Pour expliquer l’absence de contraction gravitationnelle, Einstein s’est dit qu’il devait y avoir quelque chose qui s’opposait à la gravité à l’échelle cosmique, et il l’a appelée la constante cosmologique.

Mais il a pratiquement abandonné l’idée en 1929, lorsque l’astronome Edwin Hubble a constaté les premiers signes d’expansion de l’Univers, ce qui a jeté une hypothétique pierre à ses calculs.

Puis, au début des années 1990, des scientifiques ont montré que l’Univers était en expansion à un rythme accéléré, et la constante d’Einstein est redevenue pertinente.

Les chercheurs ont alors compris que la constante qu’Einstein étudiait il y a plusieurs dizaines d’années devait en fait être ce que nous appelons aujourd’hui l’énergie sombre.
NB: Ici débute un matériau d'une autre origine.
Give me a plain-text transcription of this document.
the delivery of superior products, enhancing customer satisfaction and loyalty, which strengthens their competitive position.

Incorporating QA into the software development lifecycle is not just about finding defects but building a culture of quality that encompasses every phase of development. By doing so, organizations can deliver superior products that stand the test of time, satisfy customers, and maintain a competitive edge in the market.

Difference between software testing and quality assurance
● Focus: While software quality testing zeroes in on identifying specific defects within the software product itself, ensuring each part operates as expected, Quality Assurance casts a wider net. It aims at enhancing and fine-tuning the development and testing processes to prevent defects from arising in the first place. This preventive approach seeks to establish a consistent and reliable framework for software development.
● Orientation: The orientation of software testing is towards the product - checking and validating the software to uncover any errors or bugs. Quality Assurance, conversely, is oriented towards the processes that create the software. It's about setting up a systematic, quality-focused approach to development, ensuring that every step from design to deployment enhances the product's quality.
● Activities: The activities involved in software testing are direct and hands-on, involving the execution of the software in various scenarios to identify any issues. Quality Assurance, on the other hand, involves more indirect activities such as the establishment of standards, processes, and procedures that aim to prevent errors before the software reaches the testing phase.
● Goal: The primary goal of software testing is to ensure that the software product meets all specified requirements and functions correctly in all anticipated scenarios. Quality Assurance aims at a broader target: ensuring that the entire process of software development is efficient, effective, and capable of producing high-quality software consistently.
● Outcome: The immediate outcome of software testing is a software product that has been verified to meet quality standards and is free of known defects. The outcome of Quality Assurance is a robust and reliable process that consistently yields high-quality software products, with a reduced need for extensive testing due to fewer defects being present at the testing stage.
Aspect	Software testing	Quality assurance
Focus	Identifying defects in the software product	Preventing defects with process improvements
Qu’est-ce que l’énergie sombre ? L’idée générale est qu’il s’agit d’une constante cosmologique qui provient de l’espace vide.

Grâce à la mécanique quantique, nous savons que l’espace vide n’ est jamais vraiment vide – il est rempli d’étranges particules quantiques et d’énergie qui entrent et sortent de l’espace, et l’une de ces étranges particules pourrait être porteuse d’une force répulsive, l’énergie noire.

Le seul problème est que la quantité d'”énergie sombre” que nous prévoyons de faire apparaître par ce processus est bien plus importante que ce que l’on peut expliquer par l’expansion observée de l’Univers – jusqu’à 120 ordres de grandeur de plus, pour être précis.

Cela signifie que soit nous ne la mesurons pas correctement, soit nous ne comprenons toujours pas d’où vient l’énergie noire.

Cette nouvelle étude suggère que cette dernière possibilité pourrait être en jeu, et propose une nouvelle hypothèse. Et si l’Univers perdait subtilement de l’énergie à ses débuts, et que cette énergie perdue déterminait la valeur de l’énergie sombre ?

“Dans le modèle, l’énergie sombre est quelque chose qui garde la trace de la quantité d’énergie et d’élan qui a été perdue au cours de l’histoire de l’Univers”, a déclaré à Science Alejandro Perez, l’un des membres de l’équipe.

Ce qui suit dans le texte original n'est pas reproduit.